Laura: “Don’t you think I have any other engagements?”
Carpenter: “What about two months from now and the month after that?”
Laura: “What about next year?”
Carpenter: “That’s all settled. What about breakfast?”
- Everyone hanging out in Laura’s apartment as though a body wasn’t found there just a few days earlier
- Lydecker (to McPherson): “Have you ever dreamed of Laura as your wife? By your side at the policeman’s ball, or in the bleachers, or listening to the heroic story how you got a silver shin bone from a gun-battle with a gangster? I see you have.”
- Lydecker threatening to have McPherson locked away in a psychiatric ward. Drama, drama!
- Even after her death Laura is causing jealous spats between grown men… BUT IS SHE REALLY DEAD? Suddenly, she appears to McPherson!
- Laura: “What are you going to do now?”
McPherson: “Find out who was murdered, and then find the murderer!”
- The level of suspense picks up in a major way when Laura is revealed to be alive. The film was already good, but it gets even better at this point and remains high on mystery for the remainder of its running time.
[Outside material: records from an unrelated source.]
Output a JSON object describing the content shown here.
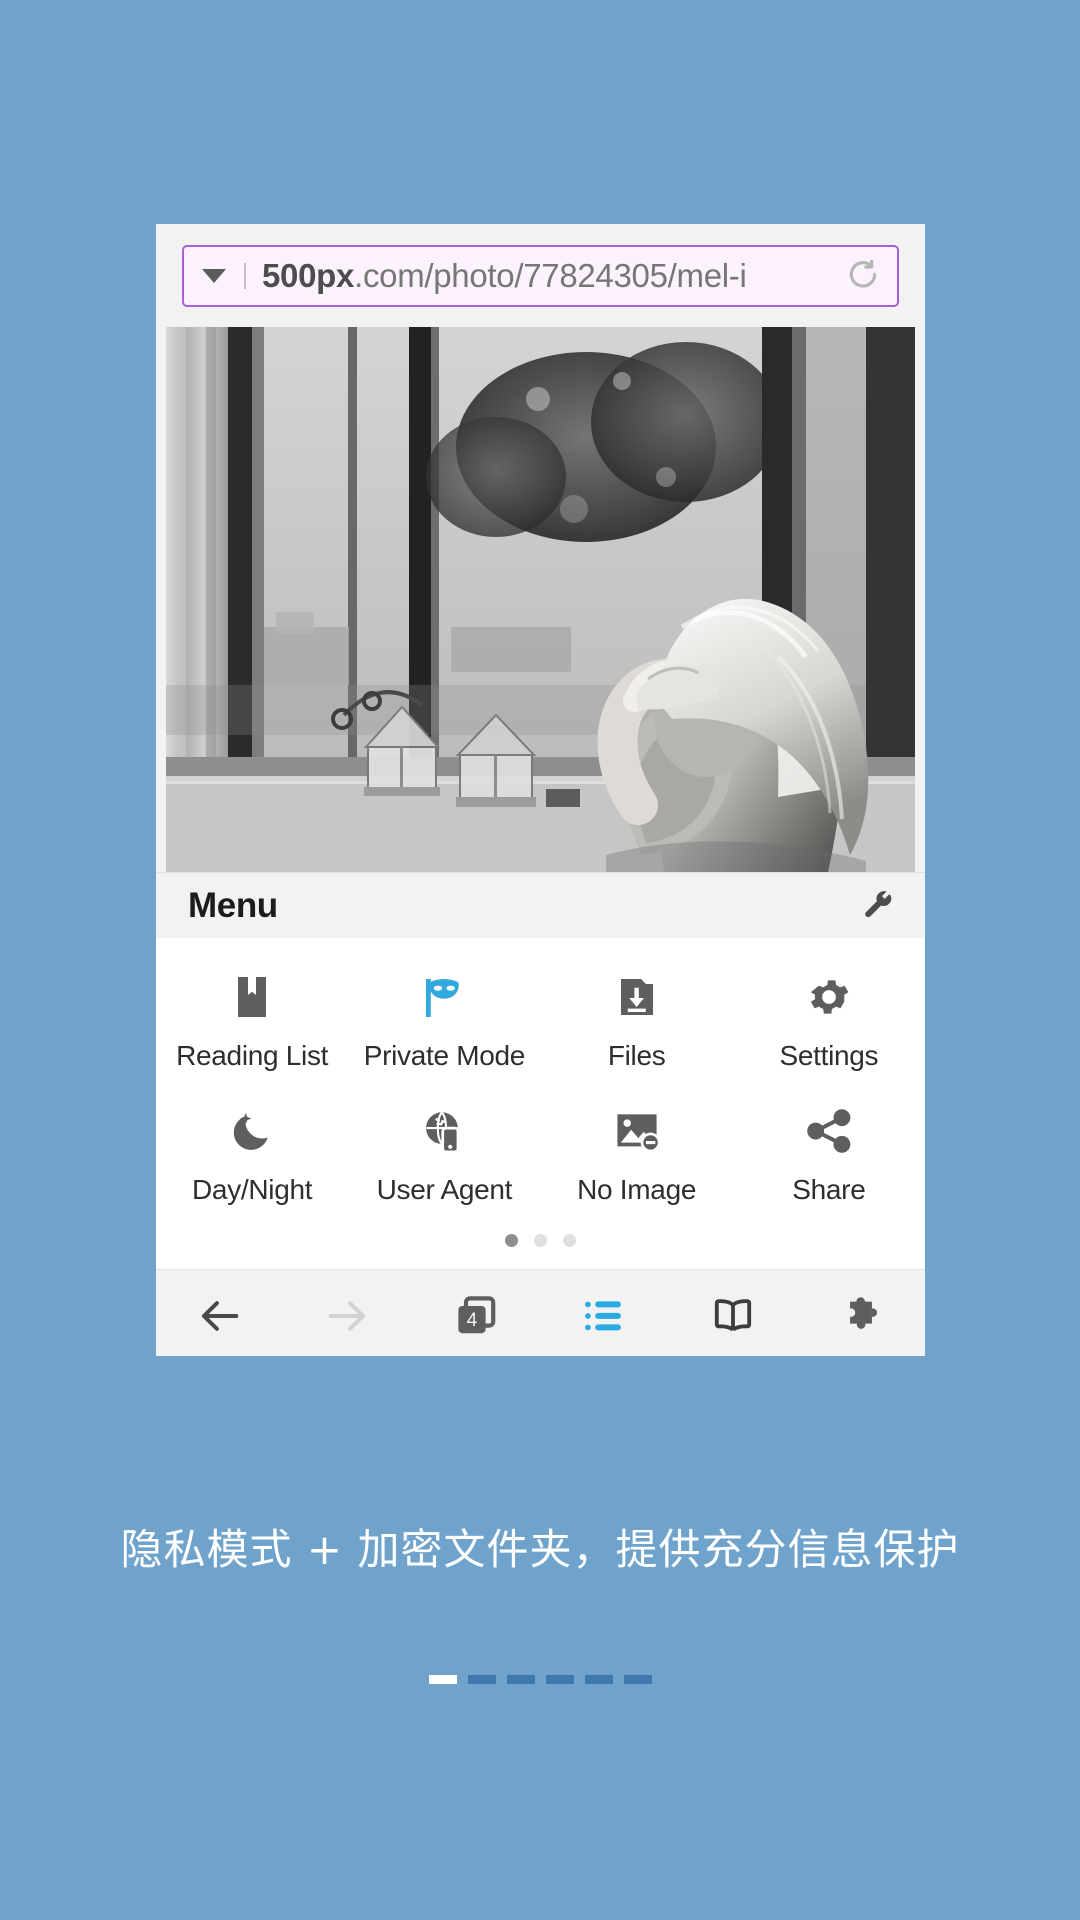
{
  "theme": {
    "background": "#6fa3cb",
    "accent_blue": "#29abe2",
    "url_border": "#ab5fd0",
    "url_background": "#fbf2fd",
    "chrome_background": "#f2f2f2",
    "icon_gray": "#5e5e5e"
  },
  "browser": {
    "urlbar": {
      "dropdown_icon": "chevron-down-icon",
      "url_domain": "500px",
      "url_path": ".com/photo/77824305/mel-i",
      "url_full": "500px.com/photo/77824305/mel-i",
      "reload_icon": "reload-icon"
    },
    "photo": {
      "alt": "black and white photo of a woman sitting on a windowsill",
      "caption_icon": "photo-icon"
    },
    "menu": {
      "title": "Menu",
      "tools_icon": "wrench-icon",
      "items": [
        {
          "label": "Reading List",
          "icon": "bookmark-icon",
          "accent": false
        },
        {
          "label": "Private Mode",
          "icon": "mask-flag-icon",
          "accent": true
        },
        {
          "label": "Files",
          "icon": "folder-download-icon",
          "accent": false
        },
        {
          "label": "Settings",
          "icon": "gear-icon",
          "accent": false
        },
        {
          "label": "Day/Night",
          "icon": "moon-icon",
          "accent": false
        },
        {
          "label": "User Agent",
          "icon": "globe-phone-icon",
          "accent": false
        },
        {
          "label": "No Image",
          "icon": "image-off-icon",
          "accent": false
        },
        {
          "label": "Share",
          "icon": "share-icon",
          "accent": false
        }
      ],
      "page_dots": {
        "count": 3,
        "active_index": 0
      }
    },
    "toolbar": {
      "items": [
        {
          "name": "back-button",
          "icon": "arrow-left-icon",
          "label": "",
          "state": "enabled"
        },
        {
          "name": "forward-button",
          "icon": "arrow-right-icon",
          "label": "",
          "state": "disabled"
        },
        {
          "name": "tabs-button",
          "icon": "tab-stack-icon",
          "label": "4",
          "state": "enabled"
        },
        {
          "name": "bookmarks-button",
          "icon": "list-icon",
          "label": "",
          "state": "active"
        },
        {
          "name": "reader-button",
          "icon": "book-icon",
          "label": "",
          "state": "enabled"
        },
        {
          "name": "extensions-button",
          "icon": "puzzle-icon",
          "label": "",
          "state": "enabled"
        }
      ],
      "tab_count": "4"
    }
  },
  "caption": {
    "text": "隐私模式 + 加密文件夹，提供充分信息保护"
  },
  "page_indicator": {
    "count": 6,
    "active_index": 0
  }
}
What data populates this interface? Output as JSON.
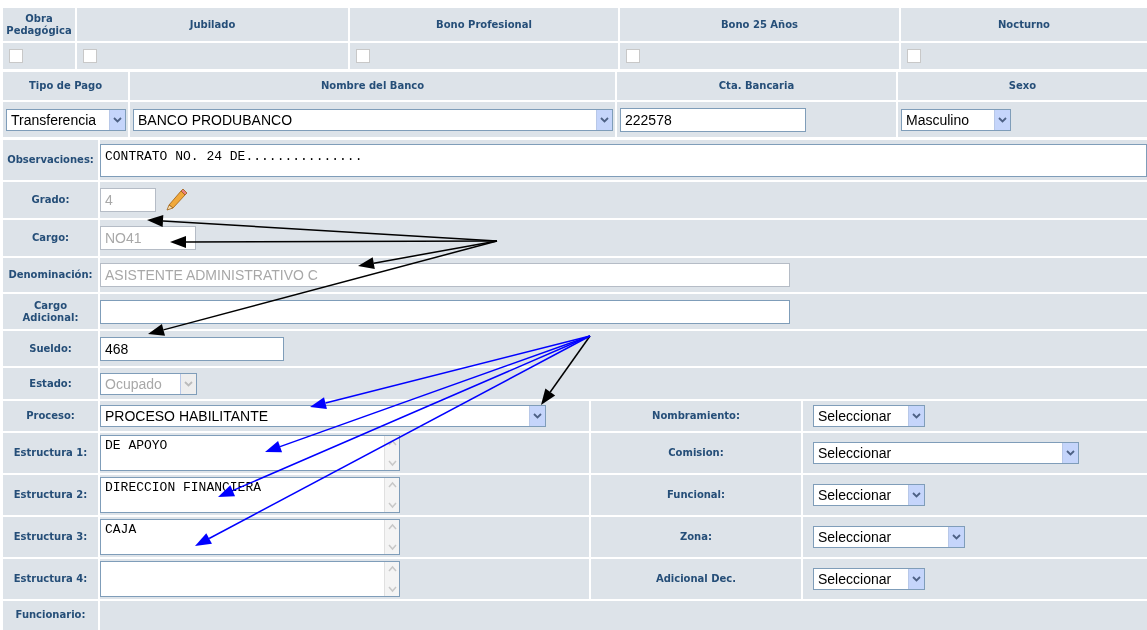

- Laura: “It’s all been a mistake, Bessie. I’m not a ghost, really!”
- Laura: “I never have been and I never will be bound by anything I don’t do of my own free will.”
- Laura dumping Lydecker for good, laying down the law
- Mark McPherson and Laura Hunt: truth-hunting, crime-fighting team
- The clock ticking loudly as Lydecker creeps around like a ghoul in the night
- Lydecker: “And thus, as history as proved, love is eternal. It has been the strongest motivation for human action throughout centuries. Love is stronger than life. It reaches beyond the dark shadow of death.”